How to shop for clothes responsibly
Shopping second-hand also has its benefits: In 2019, a study commissioned by online thrift store ThredUp estimated that if everyone in the US bought just one used item instead of a new one, the carbon saved would be equivalent to taking half a million cars off the road for a year.
While we can’t shop our way out of the climate crisis, we can be more discerning in our shopping practices and reduce our own footprints with these small but impactful changes.
Shopping second-hand is a great way to give a second life to a garment. But you don’t have to rummage through the racks of your local thrift store. Newer online platforms like peer-to-peer app Depop, and luxury resellers The RealReal and Vestiaire Collective — along with more established marketplaces like eBay and Etsy — make it easy to treasure hunt from the comfort of home.
Rent instead of buying
While the concept of renting an outfit for anything but the rarest of occasions was once unheard of, the idea has firmly taken hold.
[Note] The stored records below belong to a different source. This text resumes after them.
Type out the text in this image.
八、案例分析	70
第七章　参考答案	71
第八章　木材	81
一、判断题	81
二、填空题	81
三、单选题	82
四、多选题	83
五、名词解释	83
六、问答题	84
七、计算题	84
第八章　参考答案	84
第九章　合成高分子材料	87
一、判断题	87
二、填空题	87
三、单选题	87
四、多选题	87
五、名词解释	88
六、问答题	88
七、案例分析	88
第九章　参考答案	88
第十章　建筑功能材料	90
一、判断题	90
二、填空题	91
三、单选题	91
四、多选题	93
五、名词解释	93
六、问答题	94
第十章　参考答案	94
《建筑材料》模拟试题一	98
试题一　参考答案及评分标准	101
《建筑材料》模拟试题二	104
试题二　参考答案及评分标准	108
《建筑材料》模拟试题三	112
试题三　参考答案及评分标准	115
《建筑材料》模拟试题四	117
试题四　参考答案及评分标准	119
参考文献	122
The global clothing renting market was estimated to be worth $1.26 billion in 2019, according to market research firm IMARC Group, and is projected to hit $2.08 billion by 2025.
If you’re looking to refresh your wardrobe, consider a subscription from sites like Rent the Runway or the plus-size service Fashion to Figure. Major brands Ann Taylor and American Eagle, as well as URBN — the parent company of Urban Outfitters, Anthropologie, Free People — have also launched their own rental services.
Embrace slow fashion
Much of fashion’s waste can be traced back to the rise of the fast fashion industry, as brands like Zara and H&M utilize speedy production models and cheap labor to keep stores freshly stocked with enormous amounts of cheaply made merchandise. (In 2018, Zara’s parent company Inditex released 1,597,260,495 products to market.) But spending more money on clothing doesn’t guarantee sustainability — many luxury brands have their own giant carbon footprint and poor practices to reckon with.
Ask the right questions
Before purchasing a piece, research the brand online to find out more about their sourcing and manufacturing practices, as well as their social responsibility commitments. However, prepare for a bit of a challenge: While some brands are forthright about these things (in 2011, Patagonia launched an entire interactive experience inviting readers to learn about their supply chains) others are not.
Though more expensive than buying off the rack (especially in the West), commissioning a tailor or an independent designer to create something just for you is a wonderful indulgence, as well as a great way to support a local business. Tailors can also be called on to refit or customize your old clothes if they no longer fit or are in need of a refresh, thus extending their lifespan.